As a yoga teacher and student of yoga, I have come to understand how, after my breath, the food I put in my body is the most vital component to my health—not only my physical health but my mental and emotional health. The time for our species’ belief that these states worked independently of one another passed a long time ago.
So here it was: I wanted to know why there so many people in recovery living such unhealthy lives, treating their bodies as garbage pails, similar to how they functioned in active addiction; I also want to know how to help them.
It’s a sad but earnest truth that for every person who makes it in recovery, 20 don’t. The answer to this problem, by the members who stick around and stay sober long enough, is that the people who relapse and continue to live in misery are just not working a program. Still, more fascinating are the multitudes of men and women who stay in recovery and stay sober but require the use of selective serotonin reuptake inhibitors (SSRI’s) for depression and anxiety, despite theri dubious worth and effectiveness—and those who are on medication for stress, high blood pressure and for many other physical ailments, the roots of which I suspect are planted in a lingering and profound sense of disconnection.
I don’t know of any reliable statistics on the number of addicts who turn to behavioural addictions to continue the natural search for connection and inner peace but my sense of it is that the numbers are alarmingly high.
These medicines, as has been demonstrated by ancient history, as well as some avant-garde researchers, have proven extremely useful for opening a students’ or patients’ paradigm rapidly and safely.
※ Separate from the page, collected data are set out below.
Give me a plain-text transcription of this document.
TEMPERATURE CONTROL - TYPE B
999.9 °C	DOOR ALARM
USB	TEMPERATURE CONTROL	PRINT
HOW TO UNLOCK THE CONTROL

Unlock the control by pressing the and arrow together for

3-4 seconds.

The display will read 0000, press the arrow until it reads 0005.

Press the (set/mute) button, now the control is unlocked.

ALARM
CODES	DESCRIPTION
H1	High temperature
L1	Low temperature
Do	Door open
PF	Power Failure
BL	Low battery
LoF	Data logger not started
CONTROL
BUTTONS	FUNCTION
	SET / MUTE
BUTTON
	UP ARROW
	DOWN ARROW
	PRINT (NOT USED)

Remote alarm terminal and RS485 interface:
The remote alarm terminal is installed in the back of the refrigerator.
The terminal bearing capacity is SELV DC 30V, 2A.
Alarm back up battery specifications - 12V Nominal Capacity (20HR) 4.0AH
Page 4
In confronting my own doubts and fears, I reminded myself that these medicines have been considered sacred since before recorded history—likely well before. They are recognized as important, legal and ethical by not only numerous governments around the world, but by the United Nations as well.
I’m not the only one. AA members need to start thinking outside the box again, fully considering the impact of these other dimensions of experience. I think that is fundamentally what Bill W. had in mind when he wrote Step 12.